La liste des dossiers en attente d'une réponse, ou du moins d'une précision des pouvoirs publics, ne s'arrête pas là pour la FFB. Par exemple, les filières à Responsabilité élargie des producteurs (REP) constituent un autre sujet d'interrogation pour le bâtiment : "Ne soyons pas dupes : il faut payer à un moment ou à un autre", affirme Jacques Chanut. "Mais arrêtons les effets d'annonces et les instaurations de taxes pour tout et n'importe quoi. Sur ce sujet, nous pensons qu'il faudrait également solliciter les collectivités territoriales pour mettre en place des points de collecte et de traitement dans les territoires."

 

D'ici quelques semaines, la commission mixte paritaire chargée de trouver un accord entre Assemblée nationale et Sénat sur le projet de loi portant évolution du logement, de l'aménagement et du numérique (Elan), doit également rendre son verdict.

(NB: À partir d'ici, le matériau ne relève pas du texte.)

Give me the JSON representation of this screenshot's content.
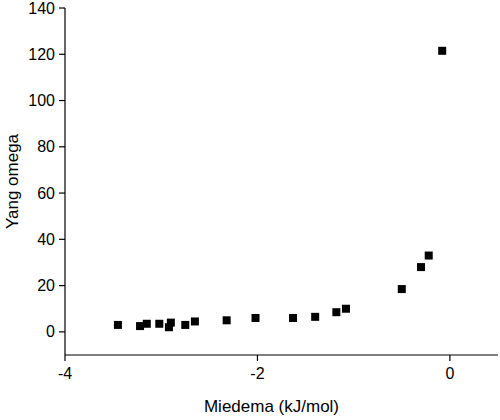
{
  "chart_data": {
    "type": "scatter",
    "x_label": "Miedema (kJ/mol)",
    "y_label": "Yang omega",
    "x": [
      -3.45,
      -3.22,
      -3.15,
      -3.02,
      -2.92,
      -2.9,
      -2.75,
      -2.65,
      -2.32,
      -2.02,
      -1.63,
      -1.4,
      -1.18,
      -1.08,
      -0.5,
      -0.3,
      -0.22,
      -0.08
    ],
    "values": [
      3,
      2.5,
      3.5,
      3.5,
      2,
      4,
      3,
      4.5,
      5,
      6,
      6,
      6.5,
      8.5,
      10,
      18.5,
      28,
      33,
      121.5
    ],
    "color": "#000000",
    "marker": "square",
    "xlim": [
      -4,
      0.5
    ],
    "xticks": [
      -4,
      -2,
      0
    ],
    "ylim": [
      -10,
      140
    ],
    "yticks": [
      0,
      20,
      40,
      60,
      80,
      100,
      120,
      140
    ],
    "grid": false
  }
}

Concernant les protestations du monde HLM, la FFB estime que l'heure est désormais aux compromis : "Il faut que les HLM s'adaptent aux contraintes budgétaires", insiste Jacques Chanut. "Hurler ne résout pas le problème, il faut s'organiser en conséquence. Il y a d'abord le temps du discours et du combat politique, puis ensuite vient le temps de l'organisation, de l'adaptation."

 

Un sujet de satisfaction pour la profession : la carte d'identification professionnelle du BTP. Selon les chiffres de la FFB, 77% des entreprises auraient demandé des cartes, et au total 1,5 million de documents aurait été délivré. Un bon bilan pour Jacques Chanut : "C'est un système utile et pertinent, cependant la demande d'accréditation n'est pas obligatoire, et les contrôles ne sont pas systématiques. Les entreprises du BTP qui n'adhèrent pas à la FFB sont probablement moins réceptives à la recommandation de suivre cette démarche".

 

En conclusion de la présentation des résultats trimestriels du secteur, Jacques Chanut a insisté sur la nécessité d'aller jusqu'au bout des réformes : "Toute forme d'attentisme est dévastatrice pour notre secteur. Il faut retrouver une forme de constance dans les décisions politiques et dans les stratégies d'investissement".